Estos resultados electorales, perfectamente previsibles, consagran a Israel como el último reducto neocon, en un mundo que se halla en pleno viraje y se aleja de la ideología hegemónica durante los últimos ocho años de George Bush. Para este conservadurismo israelí que sale reforzado de las elecciones, tienen plena vigencia e incluso adquieren todo el sentido las ideas fundamentales que animaron la última etapa política norteamericana. Los neocons propugnaban la resolución de los problemas de seguridad y de las amenazas terroristas exclusivamente por la fuerza militar, detestaban el multilateralismo y el consenso internacional, sorteaban siempre que podían a la ONU, y se sentían especialmente confortables con la idea del destino manifiesto de Estados Unidos -una forma de providencialismo muy próxima a la de pueblo elegido-, y del excepcionalismo americano, esa peculiaridad histórica a la que muchas naciones se acogen para permitirse aventuras fuera de toda norma.
Su aproximación a la cuestión palestina no podía ser más reduccionista. La paz pasaba por la victoria en su Guerra Global contra el Terror y no daban la menor importancia a la herida que supone el éxodo y la reivindicación palestina para todo el mundo árabe y musulmán. Lo máximo que podían conceder era la desconexión tal como la imaginó Ariel Sharon, una retirada unilateral de una parte de los territorios ocupados, acompañada de la construcción de una valla de alta seguridad y del mantenimiento de numerosos puestos de control y vigilancia en territorio palestino. En estos términos cabía admitir incluso la futura creación de una entidad equivalente a un Estado para los palestinos. Pero Bush la imaginaba como resultado de una negociación bilateral y desigual entre palestinos e israelíes, en la que Estados Unidos no iba a jugar como antaño de árbitro leal ni iba a implicarse a fondo como se hizo en época de su padre y de Clinton.

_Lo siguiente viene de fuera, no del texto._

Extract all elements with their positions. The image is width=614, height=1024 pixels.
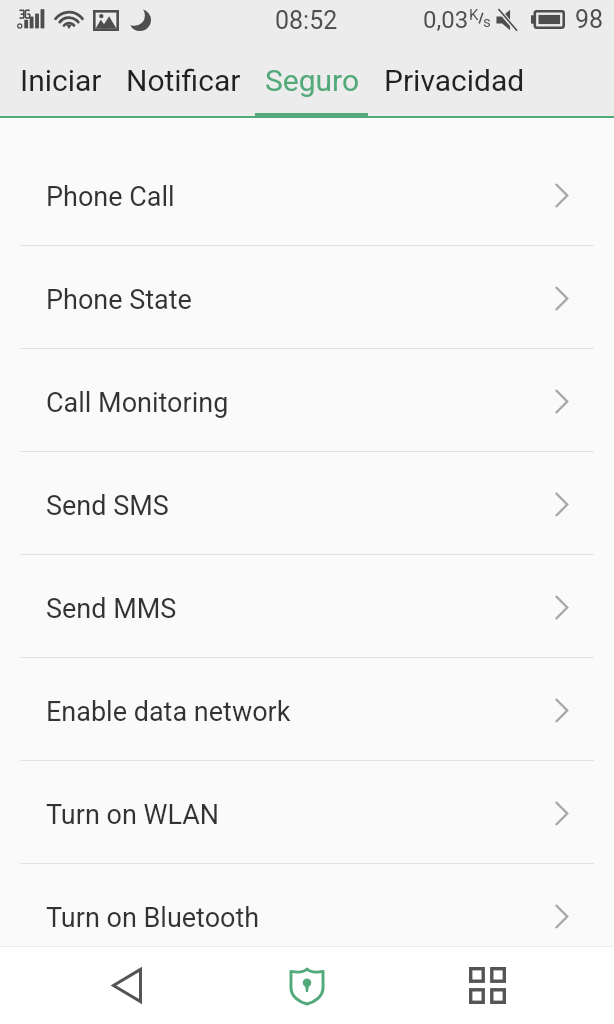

Todo esto es ya parte del pasado. Por más que se critique a Obama por su simpatía hacia Israel, nada será como antes. La sumisión de Bush a Sharon y a Olmert no tendrá nuevas réplicas. Washington va a implicarse a fondo. Los documentos que se deslizan en la mesa del presidente llevan títulos como el que le ha puesto un think tank liberal: "Restaurar el equilibrio. La estrategia sobre Oriente Próximo para el nuevo presidente" (Brookings Institution). Hay un camino a la derecha, que incluye a Lieberman en el Gobierno, pero lleva una trayectoria de directa colisión con Barack Obama. Por eso sería mejor que esta vez Israel curara su síndrome del caracol y tomara el camino del centro, el de la gran coalición. Quizás será en algún momento el camino de la paz. Quizás, inch'ala.